Author : Anthony E. Clark
Publisher : University of Washington Press
Page : 242 pages
File Size : 29,47 MB
Release : 2014-12-01
Category : History
ISBN : 0295805404
One of the most violent episodes of China’s Boxer Uprising was the Taiyuan Massacre of 1900, in which rebels killed foreign missionaries and thousands of Chinese Christians. This first sustained scholarly account of the uprising to focus on Shanxi Province illuminates the religious and cultural beliefs on both sides of the conflict and shows how they came to clash. Although Franciscans were the first Catholics to settle in China, their stories have rarely been explored in accounts of Chinese Christianity. Anthony Clark remedies that exclusion and highlights the roles of Franciscan nuns and their counterparts among the Boxers—the Red Lantern girls—to argue that women’s involvement was integral on both sides of the conflict. Drawing on rich archival records and intertwining religious history with political, cultural, and environmental factors, Clark provides a fresh perspective on a pivotal encounter between China and the West.
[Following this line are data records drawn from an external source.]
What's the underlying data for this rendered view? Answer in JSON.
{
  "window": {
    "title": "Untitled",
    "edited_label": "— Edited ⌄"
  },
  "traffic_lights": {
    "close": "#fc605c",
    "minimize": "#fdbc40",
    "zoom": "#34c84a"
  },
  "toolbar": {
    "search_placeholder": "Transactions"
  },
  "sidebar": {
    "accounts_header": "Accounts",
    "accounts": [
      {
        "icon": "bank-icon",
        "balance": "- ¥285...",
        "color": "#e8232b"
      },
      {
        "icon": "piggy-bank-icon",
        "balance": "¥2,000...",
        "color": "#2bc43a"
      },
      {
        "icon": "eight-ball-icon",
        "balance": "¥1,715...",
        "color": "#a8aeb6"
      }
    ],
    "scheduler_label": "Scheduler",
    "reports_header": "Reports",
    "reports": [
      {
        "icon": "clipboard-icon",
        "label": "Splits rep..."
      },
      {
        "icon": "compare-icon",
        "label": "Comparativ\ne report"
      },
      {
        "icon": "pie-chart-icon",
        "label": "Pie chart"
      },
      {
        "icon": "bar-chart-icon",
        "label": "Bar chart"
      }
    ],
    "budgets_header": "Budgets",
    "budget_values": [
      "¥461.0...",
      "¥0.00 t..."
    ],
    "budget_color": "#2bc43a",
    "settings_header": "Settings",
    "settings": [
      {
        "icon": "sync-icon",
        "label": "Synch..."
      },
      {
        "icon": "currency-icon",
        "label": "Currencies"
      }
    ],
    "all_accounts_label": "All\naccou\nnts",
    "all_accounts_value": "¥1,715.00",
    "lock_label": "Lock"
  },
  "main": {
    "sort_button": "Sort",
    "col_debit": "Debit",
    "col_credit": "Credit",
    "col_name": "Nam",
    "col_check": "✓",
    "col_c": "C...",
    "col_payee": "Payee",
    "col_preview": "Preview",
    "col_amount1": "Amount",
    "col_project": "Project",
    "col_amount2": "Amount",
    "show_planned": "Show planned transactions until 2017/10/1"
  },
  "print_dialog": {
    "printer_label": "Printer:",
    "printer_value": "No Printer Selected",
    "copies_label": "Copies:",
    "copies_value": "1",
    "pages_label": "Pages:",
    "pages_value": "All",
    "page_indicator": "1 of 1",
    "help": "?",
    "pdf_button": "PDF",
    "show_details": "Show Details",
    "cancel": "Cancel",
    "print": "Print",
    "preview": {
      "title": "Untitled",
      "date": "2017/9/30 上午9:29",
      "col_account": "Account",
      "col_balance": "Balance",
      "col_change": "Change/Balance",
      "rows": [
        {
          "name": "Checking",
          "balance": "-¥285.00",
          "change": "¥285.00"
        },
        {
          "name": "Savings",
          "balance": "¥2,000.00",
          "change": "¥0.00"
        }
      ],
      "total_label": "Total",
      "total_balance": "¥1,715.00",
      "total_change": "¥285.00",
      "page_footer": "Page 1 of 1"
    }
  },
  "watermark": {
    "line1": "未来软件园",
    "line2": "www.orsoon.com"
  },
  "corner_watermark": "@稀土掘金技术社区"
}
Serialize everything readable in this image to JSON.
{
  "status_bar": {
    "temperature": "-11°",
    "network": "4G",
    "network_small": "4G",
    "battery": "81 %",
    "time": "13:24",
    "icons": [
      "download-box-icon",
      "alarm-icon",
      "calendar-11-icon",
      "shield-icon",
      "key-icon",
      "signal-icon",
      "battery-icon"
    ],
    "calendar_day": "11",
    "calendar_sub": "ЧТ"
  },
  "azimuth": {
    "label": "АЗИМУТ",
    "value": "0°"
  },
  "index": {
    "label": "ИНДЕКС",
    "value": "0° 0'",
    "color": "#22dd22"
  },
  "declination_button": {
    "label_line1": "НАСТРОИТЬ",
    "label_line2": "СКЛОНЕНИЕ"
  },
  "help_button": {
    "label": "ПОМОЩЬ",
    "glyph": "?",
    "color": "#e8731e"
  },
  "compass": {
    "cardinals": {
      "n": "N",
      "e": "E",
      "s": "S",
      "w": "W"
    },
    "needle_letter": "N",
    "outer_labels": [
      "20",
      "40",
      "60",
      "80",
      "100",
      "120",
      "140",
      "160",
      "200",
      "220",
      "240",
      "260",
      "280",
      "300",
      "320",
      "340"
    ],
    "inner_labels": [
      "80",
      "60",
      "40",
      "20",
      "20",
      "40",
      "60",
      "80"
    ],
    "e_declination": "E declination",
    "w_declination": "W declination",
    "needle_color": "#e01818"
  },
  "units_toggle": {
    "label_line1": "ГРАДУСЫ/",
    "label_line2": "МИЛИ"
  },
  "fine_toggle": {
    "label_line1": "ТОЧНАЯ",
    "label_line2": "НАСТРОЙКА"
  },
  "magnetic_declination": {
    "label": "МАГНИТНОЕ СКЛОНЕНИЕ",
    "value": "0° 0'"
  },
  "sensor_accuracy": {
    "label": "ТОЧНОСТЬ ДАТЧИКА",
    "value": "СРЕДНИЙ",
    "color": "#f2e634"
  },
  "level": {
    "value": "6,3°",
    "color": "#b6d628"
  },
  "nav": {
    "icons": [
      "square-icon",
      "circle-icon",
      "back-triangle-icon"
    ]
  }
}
Author : Great Britain. Parliament. House of Commons
Publisher :
Page : 918 pages
File Size : 32,14 MB
Release : 1902
Category : Bills, Legislative
ISBN :
Author :
Publisher :
Page : 480 pages
File Size : 36,13 MB
Release : 1900
Category : China
ISBN :
Author : Great Britain. Foreign Office
Publisher :
Page : 68 pages
File Size : 12,12 MB
Release : 1900
Category : Beijing (China)
ISBN :
Author : Xiaorong Han
Publisher : State University of New York Press
Page : 273 pages
File Size : 21,73 MB
Release : 2012-02-01
Category : History
ISBN : 0791483924
Xiaorong Han explores how Chinese intellectuals envisioned the peasantry and its role in changing society during the first half of the twentieth century. Politically motivated intellectuals, both Communist and non-Communist, believed that rural peasants and their villages would be at the heart of change during this long period of national crisis. Nevertheless, intellectuals saw themselves as the true shapers of change who would transform and use the peasantry. Han uses intellectuals' writings to provide a comprehensive look at their views of the peasantry. He shows how intellectuals with varying politics created images of the peasant—a supposed contemporary image and an ideal image of the peasant transformed for political ends, how intellectuals theorized on the nature of Chinese rural life, and how intellectuals conceived their own relationships with peasants.